- Lydia Millet
- W.W. Norton
- 257 pp.
- Reviewed by Amanda Holmes Duffy
- October 25, 2011
In the second book of a trilogy, a man wanders the Belize jungle in search of a missing acquaintance, only to confront his own psyche.
Reviewed by Amanda Holmes Duffy
Lydia Millet’s sixth novel, How the Dead Dream (2008), concerned real-estate developer T., who loses his bearings when his car hits a coyote and he watches its painful death. After a series of other difficult losses, T. finds solace by breaking into zoos in the middle of the night. He ends up traveling to Belize and getting lost in the jungle. Millet’s new novel, Ghost Lights, the second of a trilogy, takes up the story here, this time back in Los Angeles, from the point of view of Hal, an IRS official.

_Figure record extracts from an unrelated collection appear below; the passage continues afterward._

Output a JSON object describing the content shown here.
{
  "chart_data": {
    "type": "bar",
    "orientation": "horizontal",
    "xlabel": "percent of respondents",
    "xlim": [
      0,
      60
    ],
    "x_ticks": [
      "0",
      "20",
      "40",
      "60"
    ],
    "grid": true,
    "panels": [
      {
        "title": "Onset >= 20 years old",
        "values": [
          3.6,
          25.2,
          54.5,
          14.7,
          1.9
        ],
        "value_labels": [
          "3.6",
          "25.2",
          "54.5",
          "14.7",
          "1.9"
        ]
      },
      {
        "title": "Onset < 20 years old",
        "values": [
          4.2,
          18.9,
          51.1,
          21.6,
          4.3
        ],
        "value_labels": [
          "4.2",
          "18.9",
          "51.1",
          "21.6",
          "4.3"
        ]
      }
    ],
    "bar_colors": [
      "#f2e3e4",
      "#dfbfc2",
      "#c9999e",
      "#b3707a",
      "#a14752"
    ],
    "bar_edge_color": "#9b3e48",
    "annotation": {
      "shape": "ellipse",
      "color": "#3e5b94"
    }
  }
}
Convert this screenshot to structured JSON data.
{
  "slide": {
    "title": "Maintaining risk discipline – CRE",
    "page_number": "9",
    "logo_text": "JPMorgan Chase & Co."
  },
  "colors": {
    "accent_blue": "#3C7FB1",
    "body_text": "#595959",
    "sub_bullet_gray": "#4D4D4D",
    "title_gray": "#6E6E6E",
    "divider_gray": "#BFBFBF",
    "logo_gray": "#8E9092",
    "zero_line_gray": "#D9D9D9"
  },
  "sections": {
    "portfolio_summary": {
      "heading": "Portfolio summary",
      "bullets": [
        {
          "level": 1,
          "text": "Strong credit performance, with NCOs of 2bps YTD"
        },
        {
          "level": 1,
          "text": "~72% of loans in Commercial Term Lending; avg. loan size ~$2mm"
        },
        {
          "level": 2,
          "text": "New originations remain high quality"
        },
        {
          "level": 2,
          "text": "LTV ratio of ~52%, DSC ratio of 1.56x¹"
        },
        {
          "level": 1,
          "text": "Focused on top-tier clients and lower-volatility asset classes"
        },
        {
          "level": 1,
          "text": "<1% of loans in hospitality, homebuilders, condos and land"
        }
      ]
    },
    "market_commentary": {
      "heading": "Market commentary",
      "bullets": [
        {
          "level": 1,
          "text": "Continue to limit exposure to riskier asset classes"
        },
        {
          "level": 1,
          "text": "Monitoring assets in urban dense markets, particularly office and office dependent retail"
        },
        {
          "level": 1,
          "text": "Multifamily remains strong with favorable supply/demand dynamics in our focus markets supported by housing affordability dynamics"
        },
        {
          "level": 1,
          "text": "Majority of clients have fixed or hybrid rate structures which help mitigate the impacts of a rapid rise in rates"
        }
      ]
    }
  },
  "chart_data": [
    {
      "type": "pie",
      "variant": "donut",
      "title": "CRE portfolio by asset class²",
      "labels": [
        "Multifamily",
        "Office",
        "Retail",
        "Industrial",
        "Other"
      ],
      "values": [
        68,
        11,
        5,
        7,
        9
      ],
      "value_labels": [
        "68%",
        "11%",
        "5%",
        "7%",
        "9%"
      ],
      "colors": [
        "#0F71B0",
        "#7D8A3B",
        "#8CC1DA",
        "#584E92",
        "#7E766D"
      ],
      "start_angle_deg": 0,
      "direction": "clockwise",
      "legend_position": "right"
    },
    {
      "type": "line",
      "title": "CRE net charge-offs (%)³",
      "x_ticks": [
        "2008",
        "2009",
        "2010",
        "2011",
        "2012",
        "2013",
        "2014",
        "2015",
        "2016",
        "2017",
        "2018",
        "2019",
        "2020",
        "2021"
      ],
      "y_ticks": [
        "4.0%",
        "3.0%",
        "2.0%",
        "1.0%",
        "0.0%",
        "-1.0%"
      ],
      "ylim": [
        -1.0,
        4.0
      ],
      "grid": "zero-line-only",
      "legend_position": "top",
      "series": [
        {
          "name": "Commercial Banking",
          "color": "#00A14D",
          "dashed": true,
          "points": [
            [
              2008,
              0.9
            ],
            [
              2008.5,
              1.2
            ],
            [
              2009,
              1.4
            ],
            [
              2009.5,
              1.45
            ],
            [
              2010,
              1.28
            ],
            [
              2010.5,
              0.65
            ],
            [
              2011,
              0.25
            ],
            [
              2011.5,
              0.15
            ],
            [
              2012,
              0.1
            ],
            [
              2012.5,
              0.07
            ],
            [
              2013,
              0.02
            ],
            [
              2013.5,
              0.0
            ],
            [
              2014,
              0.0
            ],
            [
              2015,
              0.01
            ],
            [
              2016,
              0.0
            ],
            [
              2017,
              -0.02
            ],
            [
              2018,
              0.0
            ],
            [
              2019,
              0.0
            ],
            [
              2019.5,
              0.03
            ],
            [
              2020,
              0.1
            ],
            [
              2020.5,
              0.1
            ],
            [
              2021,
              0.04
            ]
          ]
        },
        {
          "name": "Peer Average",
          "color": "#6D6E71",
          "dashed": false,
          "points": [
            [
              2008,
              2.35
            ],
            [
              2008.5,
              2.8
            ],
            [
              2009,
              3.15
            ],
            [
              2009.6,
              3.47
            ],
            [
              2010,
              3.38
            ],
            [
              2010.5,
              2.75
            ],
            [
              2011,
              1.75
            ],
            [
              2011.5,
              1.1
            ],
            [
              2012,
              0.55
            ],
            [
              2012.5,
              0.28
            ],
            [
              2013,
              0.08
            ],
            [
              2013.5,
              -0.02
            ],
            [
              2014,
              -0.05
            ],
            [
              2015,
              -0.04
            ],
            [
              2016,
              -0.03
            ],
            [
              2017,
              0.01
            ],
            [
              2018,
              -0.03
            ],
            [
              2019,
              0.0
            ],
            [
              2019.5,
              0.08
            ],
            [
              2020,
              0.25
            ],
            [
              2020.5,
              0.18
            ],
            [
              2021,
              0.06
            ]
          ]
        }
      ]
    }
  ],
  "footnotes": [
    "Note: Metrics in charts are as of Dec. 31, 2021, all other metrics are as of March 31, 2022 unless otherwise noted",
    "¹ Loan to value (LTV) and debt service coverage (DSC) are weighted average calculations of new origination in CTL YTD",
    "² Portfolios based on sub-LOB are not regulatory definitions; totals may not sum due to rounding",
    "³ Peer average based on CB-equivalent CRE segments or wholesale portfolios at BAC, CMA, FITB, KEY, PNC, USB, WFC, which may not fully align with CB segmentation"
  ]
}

Hal feels like “a surplus human, a widget among men.” When he suspects his wife, Susan, is having an affair with a coworker, he makes the impulsive offer to fly to Belize in search of T., Susan’s missing boss. Hal’s daughter Casey, a paraplegic, appears in How the Dead Dream as T.’s friend and one-time lover. His inability to protect this daughter from harm is Hal’s driving force. With no idea how to find T., or even any real intention of doing so, Hal sees the trip as a chance to please his daughter and to get away from his life.
Millet’s strongest themes in Ghost Lights once again center on loss, wilderness, isolation and self-discovery. Hal is quite a different character from T., mostly preoccupied with his anonymity and his ineptitude as a father. But he can also be scathingly critical of others. Millet gets right under Hal’s skin, as he muses on the serious and the trivial — the uniformity of people and of trees, the similarities between shells and hair, the various effects of alcohol and the differences between himself and a family of German tourists he encounters in the hotel. You sense that Millet wrote these passages swiftly and exuberantly, and they work really well.
Only occasionally the absurdist attitude turns flippant. Millet gets a bit carried away with certain words and turns of phrase (“cornboys,” for instance, or “Jesus T”). But the contrasts between Hal, “a tired assemblage of imperfect elements,” and the German couple who “radiated something akin to joy” is laugh-out-loud funny. You feel for Hal as he hacks his way through the jungle, tagging along behind Hans, who has “called in a small favor” and arranged for a NATO task force expedition to locate T.
But just as you think you’re only along for the ride, Millet pulls out an observation that brings you up short: “He picked at the flaws of his coworkers because he could never get at his own, he knew they were there but could not easily identify them — save for one, which opened before him like a hole in the very fabric of space, bristling with static. Bad father, father who let them hurt his baby.”
Millet explores her continuing fascination with the struggles of a man left alone and the private sanctity of the mind. She hypothesizes that there are two kinds of people in the world: those who face inward and those who look out. Some, like T., start out as inward-looking and end up looking outward. Hal, on the other hand, starts off looking outward and by the end of the book has taken a thorough inventory of his damaged psyche.
Early in How the Dead Dream, T.’s father comes out of the closet and explains to his son, “I was a ghost. I wasn’t really there. It was all, I don’t know, some other guy’s life I stepped into by mistake.” One senses that Hal might echo this sentiment, for his own very different reasons. But many of Hal’s moments of self-realization depend on a back story, which doesn’t appear in this or the earlier book. Ghost Lights is bold and intelligent. It has a lot of heart and all of Millet’s trademark quirkiness. Her avid readers will devour it — and be hungry for more — which is not necessarily a bad thing for book two of a trilogy.
But for other readers this might be unsatisfying. Something is missing, particularly in the characterizations of Susan, Casey and T. Even after reading both novels, I still don’t quite get why Casey and Susan are so invested in T. I wonder if Millet will take this up in book No. 3? I’m looking forward to finding out.
Amanda Holmes Duffy, who teaches writing at Northern Virginia Community College, has edited art listings for “Goings On” in The New Yorker and published stories, under Amanda Holmes, in Ploughshares, Rattapallax, Moxie, Sunday Express and on the Ether Books app for download to iPhone. “Russian Music Lessons,” a nonfiction piece, is in the latest issue of The Northern Virginia Review.